RTÜK’ün ‘lan’ yasağı
- “Lan” kelimesine bile “güzel Türkçe” cezası kesen RTÜK üyeleri, aralarında Zeki Müren Türkçesiyle mi konuşuyor?
Dili güzel kullanmak, korumak bir görev olmalı. Yozlaşma iletişimi de zorlaştırıyor. Düşünmekten uzaklaştırıyor. Sohbetlerde de bunu dikkate almak gerek.
“YSK’ya seçim döneminde özel kanallara yaptırım yetkisini AKP verdi”
- RTÜK’ün 1 Kasım seçimi ertesinde hazırladığı, basında yer alan haberlere göre, sayısı 209’u bulan raporlarda 65 yayın kuruluşu mevzubahisti. 239 cezayla A Haber’in öne çıkma nedeni ne?

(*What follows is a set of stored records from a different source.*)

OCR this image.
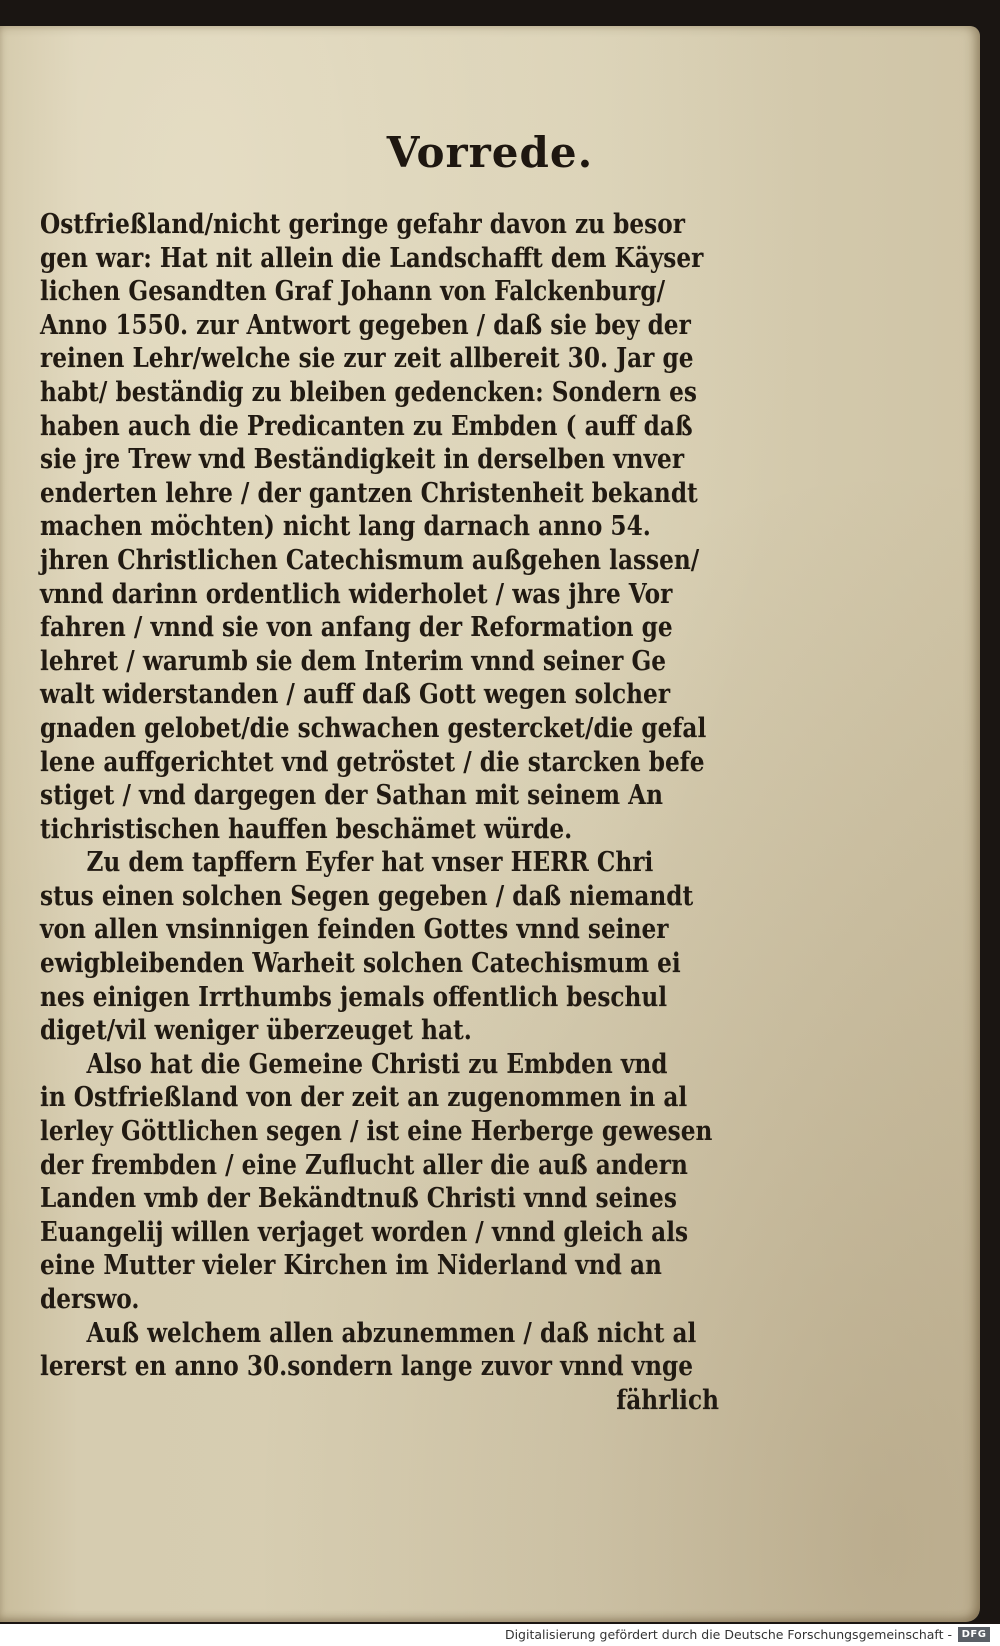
Vorrede.
Ostfrießland/nicht geringe gefahr davon zu besor
gen war: Hat nit allein die Landschafft dem Käyser
lichen Gesandten Graf Johann von Falckenburg/
Anno 1550. zur Antwort gegeben / daß sie bey der
reinen Lehr/welche sie zur zeit allbereit 30. Jar ge
habt/ beständig zu bleiben gedencken: Sondern es
haben auch die Predicanten zu Embden ( auff daß
sie jre Trew vnd Beständigkeit in derselben vnver
enderten lehre / der gantzen Christenheit bekandt
machen möchten) nicht lang darnach anno 54.
jhren Christlichen Catechismum außgehen lassen/
vnnd darinn ordentlich widerholet / was jhre Vor
fahren / vnnd sie von anfang der Reformation ge
lehret / warumb sie dem Interim vnnd seiner Ge
walt widerstanden / auff daß Gott wegen solcher
gnaden gelobet/die schwachen gestercket/die gefal
lene auffgerichtet vnd getröstet / die starcken befe
stiget / vnd dargegen der Sathan mit seinem An
tichristischen hauffen beschämet würde.
Zu dem tapffern Eyfer hat vnser HERR Chri
stus einen solchen Segen gegeben / daß niemandt
von allen vnsinnigen feinden Gottes vnnd seiner
ewigbleibenden Warheit solchen Catechismum ei
nes einigen Irrthumbs jemals offentlich beschul
diget/vil weniger überzeuget hat.
Also hat die Gemeine Christi zu Embden vnd
in Ostfrießland von der zeit an zugenommen in al
lerley Göttlichen segen / ist eine Herberge gewesen
der frembden / eine Zuflucht aller die auß andern
Landen vmb der Bekändtnuß Christi vnnd seines
Euangelij willen verjaget worden / vnnd gleich als
eine Mutter vieler Kirchen im Niderland vnd an
derswo.
Auß welchem allen abzunemmen / daß nicht al
lererst en anno 30.sondern lange zuvor vnnd vnge
fährlich
Digitalisierung gefördert durch die Deutsche Forschungsgemeinschaft - DFG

Bu kanala 1 Kasım’la ilgili uygulanan program ve yayın durdurma yaptırımlarının sayısı 99. (1 Kasım seçim dönemi nedeniyle özel radyo ve televizyon kuruluşlara verilen ceza listesi) Seçim döneminde seçimlerle ilgili yayınların denetimi ve yaptırım yetkisi YSK’ya (Yüksek Seçim Kurulu) geçiyor. Seçimin başlangıç tarihinden seçim gününe kadar, YSK seçim sonuçlarının yayınını serbest bırakıncaya kadar. Bu da 298 Sayılı Seçimlerin Temel Hükümlerine İlişkin Yasa’ya dayanıyor. Bakmayın şimdi bazılarının “1961’de çıkan yasaya göre ceza veriyorlar” dediklerine, özel televizyonlarla ilgili yetki 2003 ve 2010’da çıkarılan yasalarla YSK’ya verildi; yani bu iktidar döneminde.

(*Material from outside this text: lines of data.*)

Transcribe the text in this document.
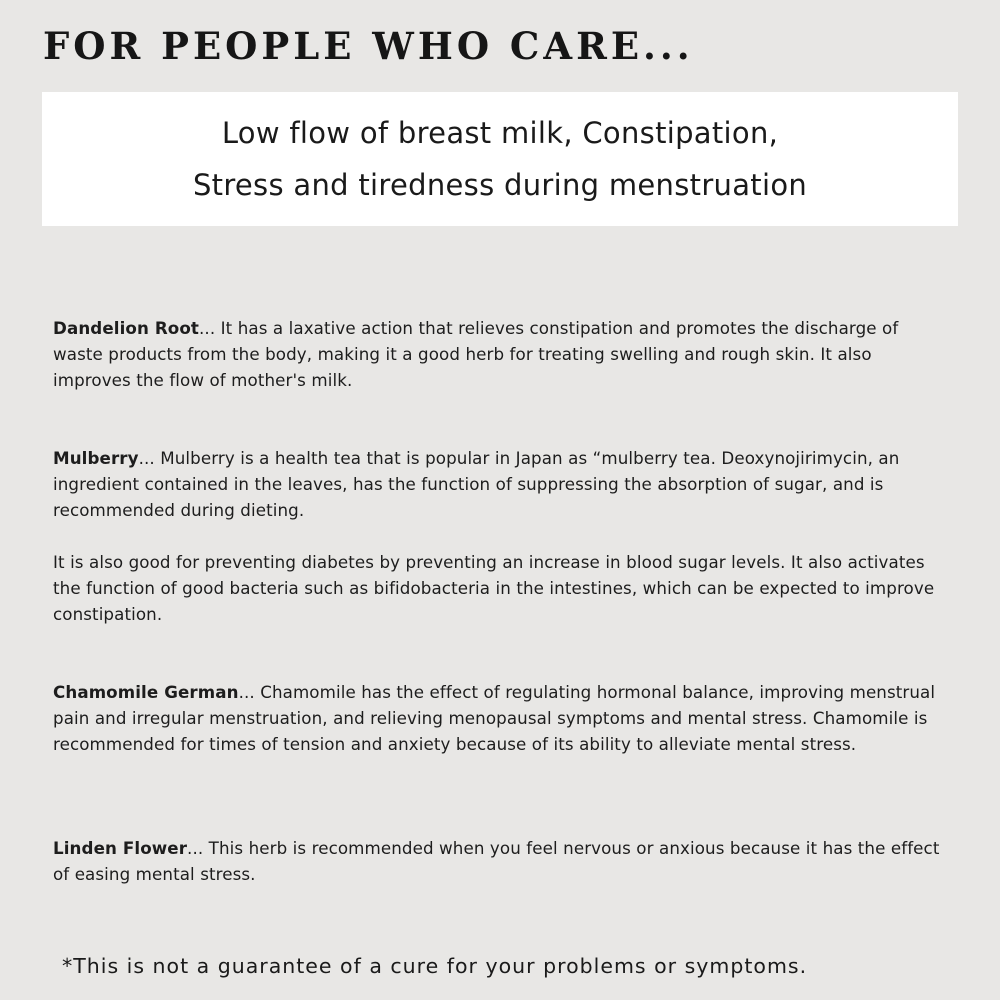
FOR PEOPLE WHO CARE...
Low flow of breast milk, Constipation,
Stress and tiredness during menstruation

Dandelion Root... It has a laxative action that relieves constipation and promotes the discharge of waste products from the body, making it a good herb for treating swelling and rough skin. It also improves the flow of mother's milk.

Mulberry... Mulberry is a health tea that is popular in Japan as “mulberry tea. Deoxynojirimycin, an ingredient contained in the leaves, has the function of suppressing the absorption of sugar, and is recommended during dieting.

It is also good for preventing diabetes by preventing an increase in blood sugar levels. It also activates the function of good bacteria such as bifidobacteria in the intestines, which can be expected to improve constipation.

Chamomile German... Chamomile has the effect of regulating hormonal balance, improving menstrual pain and irregular menstruation, and relieving menopausal symptoms and mental stress. Chamomile is recommended for times of tension and anxiety because of its ability to alleviate mental stress.

Linden Flower... This herb is recommended when you feel nervous or anxious because it has the effect of easing mental stress.

*This is not a guarantee of a cure for your problems or symptoms.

“YSK yaptırım uygulamadan önce uyarıyor”
YSK bir televizyon kanalına çokça yaptırım uygulamışsa bunun nedenini sorgulamak gerek. YSK önce yasadaki deyimiyle ‘yayıncı kuruluşları’ uyarıyor. Eğer siz bir uyarı almışsanız ve YSK da bir yargı kurumu ise o karara uygun davranmanız beklenir. Yargı kararını ciddiye almıyorsanız, bu sonradan verilecek kararlara razı olmanızı gerekmez mi?
1 Kasım seçimlerine ilişkin takvime göre, YSK, 98 televizyonu merkezden denetime aldı. Kuralları bir genelgeyle duyurdu. YSK, kendisi, bazı yayınlarla ilgili ek raporlar istedi. Yurttaşlar, siyasi partiler başvuruda bulununca, YSK, ayrıca izleme raporları düzenlenmesine karar verdi. Sonuçta toplam 216 rapor gönderildi.
“Referandumdan bugüne verilen cezalar toplanarak yeniymiş gibi sunuluyor”
RTÜK’ün bu raporları YSK’ya göndermeme yetkisi yok. Yani hepsini göndermek zorunda. Görüşünüz ne olursa olsun. YSK kendisi karar veriyor. Bir kuruluşa çok fazla yaptırım uygulandığı için adı öne çıktı. Burada bir de fırsatçılık yapıldığını düşünüyorum. Referandum, yerel seçimler, Cumhurbaşkanlığı ve iki genel seçimde YSK’nın verdiği cezalar toplanarak sanki yeniymiş gibi sunuluyor ve rakam büyütülerek tepkinin büyümesine çalışılıyor. Yasayı uyguladığınız için suçlu ilan ediliyorsunuz, ne garip.
- A Haber günün sonunda yayın çizgisi belli, özel bir teşebbüs, dolayısıyla soracağız; YSK-RTÜK’ten kaçmanın çaresi TV8’de haber göstermeyen Acun Ilıcalı’nın yolu mu?
YSK ya da RTÜK’ten kaçmanın yolu habercilikten kaçmak değil elbette. Adil olmak. Seçime katılan partilerin kendilerini anlatabilmesine, ifade edebilmesine fırsat vermek. Habercilikte objektif ve nesnel olmak. Televizyonların bütün partilere eşit süre ayırmasından söz etmiyorum elbette. Özel televizyonların, halkın gerçekleri öğrenme, özgürce kanaat oluşturma hakkına sahip olduğunu unutmamaları, buna uygun davranmaları beklenir. Bu, dünyanın her yerinde böyledir. Çünkü haber alma bir insanlık hakkıdır. Kısacası her düşüncenin kendisini ifade edebilmesinin zemini toplumsal mozaiğin bazı renklerine kapalı olmamalı.